PRIMA DI PARTIRE FELICINA BIORCI mi fa salire sulla bilancia mi attacca gli elettrodi e raccoglie tutti i valori che confronta alla conclusione per studiare cosa cambia in un corpo in queste condizioni estreme. Nello zaino mi porto barrette di frutta secca biologica, palline di riso e sale, cioccolato fondente e un po’ di caffè. Io seguo una dieta vegetale e ci tenevo a portare prodotti che avessero un basso impatto sull’ambiente.

CON ME NON C’È NESSUNO, la mia è una corsa in solitaria, il telefono non prende, solo il satellitare per le emergenze. I pensieri e il paesaggio sono gli unici compagni. Non mi interessa quanto tempo ci metto, quello che conta è poter narrare un luogo non conosciuto che sta pagando la nostra incuria, il nostro egoismo. Così come l’Africa responsabile di appena il 4% delle emissioni di gas serra, ma che soffre le conseguenze del cambiamento climatico: la desertificazione dei terreni non conosce soste, il conto si paga in vite umane ed emorragia migratoria.

ECCO PERCHÉ HO VOLUTO UNIRE queste due realtà a prima vista lontane: voglio trasformare ogni chilometro di corsa in gesto concreto per il Pianeta, voglio che ogni chilometro diventi un contributo per coltivare nuovi orti Slow Food nel continente che più paga per colpe che non ha. È a questo che penso mentre la corsa va avanti tra acquitrini, sentieri indovinati, laghi immensi, ghiacciai che si sciolgono.
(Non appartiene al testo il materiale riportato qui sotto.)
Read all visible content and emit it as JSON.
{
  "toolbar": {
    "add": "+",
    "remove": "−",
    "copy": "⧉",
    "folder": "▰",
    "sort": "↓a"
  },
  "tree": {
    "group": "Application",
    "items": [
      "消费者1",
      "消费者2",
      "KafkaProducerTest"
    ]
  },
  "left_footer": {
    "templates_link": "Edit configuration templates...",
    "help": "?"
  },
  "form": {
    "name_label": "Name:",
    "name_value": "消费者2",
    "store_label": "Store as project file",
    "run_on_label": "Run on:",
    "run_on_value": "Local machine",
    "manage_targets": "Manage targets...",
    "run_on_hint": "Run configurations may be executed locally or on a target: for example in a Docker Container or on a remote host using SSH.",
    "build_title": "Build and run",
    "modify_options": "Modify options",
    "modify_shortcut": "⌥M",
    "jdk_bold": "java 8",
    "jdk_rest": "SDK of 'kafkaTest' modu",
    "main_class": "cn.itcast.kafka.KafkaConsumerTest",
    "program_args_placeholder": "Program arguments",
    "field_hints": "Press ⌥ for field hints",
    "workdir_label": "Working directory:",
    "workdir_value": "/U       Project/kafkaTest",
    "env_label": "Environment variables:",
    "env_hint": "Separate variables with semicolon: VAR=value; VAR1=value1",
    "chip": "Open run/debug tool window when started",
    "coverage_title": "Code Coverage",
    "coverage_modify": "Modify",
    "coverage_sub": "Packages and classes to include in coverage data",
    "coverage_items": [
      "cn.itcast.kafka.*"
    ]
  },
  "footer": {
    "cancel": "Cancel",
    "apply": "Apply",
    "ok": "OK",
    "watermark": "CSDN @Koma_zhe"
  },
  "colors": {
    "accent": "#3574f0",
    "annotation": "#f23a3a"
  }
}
A FARMI COMPAGNIA CI SONO ZANZARE fameliche: eppure mi avevano detto che si sarebbero fatte sentire solo a luglio. Dopo la prima giornata di corsa e cammino mi fermo un attimo, mi avvicino al lago e con la mia tazza inizio a bere. Il mio orologio mi dice che è notte: quando si corre per così tanto tempo un problema è il sonno, che arriva inaspettato e c’è poco da fare: devi fermarti e dormire. Faccio il mio primo microsonno, 10 minuti bastano per ripartire. Il sonno si confonde con la stanchezza, mi siedo ammiro il paesaggio, la bellezza mi contamina, la stanchezza passa. Durante la notte il vento è freddo, metto la seconda giacca. I piedi sono fradici, ero stato avvertito che uno degli effetti dei ghiacci che si sciolgono è proprio la presenza di corsi d’acqua copiosi anche a giugno, ma non pensavo così tanto.

PER UN TRATTO DI CIRCA 15 KM il mio passo viene rallentato dalla presenza costante di acqua, avanzo a una velocità di circa 2 km all’ora, correre mi pare un miraggio. Poi incontro arbusti che colpiscono le mie gambe, ricomincio a correre e riprendono, una nuova alba e poi di nuovo un caldo sole. Non mi fermo mai, se non per bere dai torrenti. Ancora 30 km e una salita secondo il Gps mi separano dall’arrivo a Sissimiut, la cittadina sul mare. La salita è dura, la supero tutta d’un fiato, ed eccomi su un meraviglioso pianoro, ancora un ghiacciaio che mi aspettavo intero è frammentato, sciolto a pezzi. È incredibile, questo sarà quello che racconterò, un ghiaccio che ormai da perenne si trasforma. La meta è vicina, si vede il mare che mi aspetta. Raggiungo la spiaggia, questo viaggio è finito, ma ora inizia la vera sfida: rendere parte attiva di questa battaglia tutti coloro che sono rimasti a casa. E mentre ci lavoro, penso già alla prossima sfida, questa volta nel deserto del Gobi, per parlare di desertificazione e crisi climatica.

FORSE LA MIA CORSA, LE MIE IMPRESE, non cambieranno il mondo. Ma forse aiuteranno a sognarne uno diverso talmente bello che tutti vorremo fare qualcosa per realizzare quel sogno.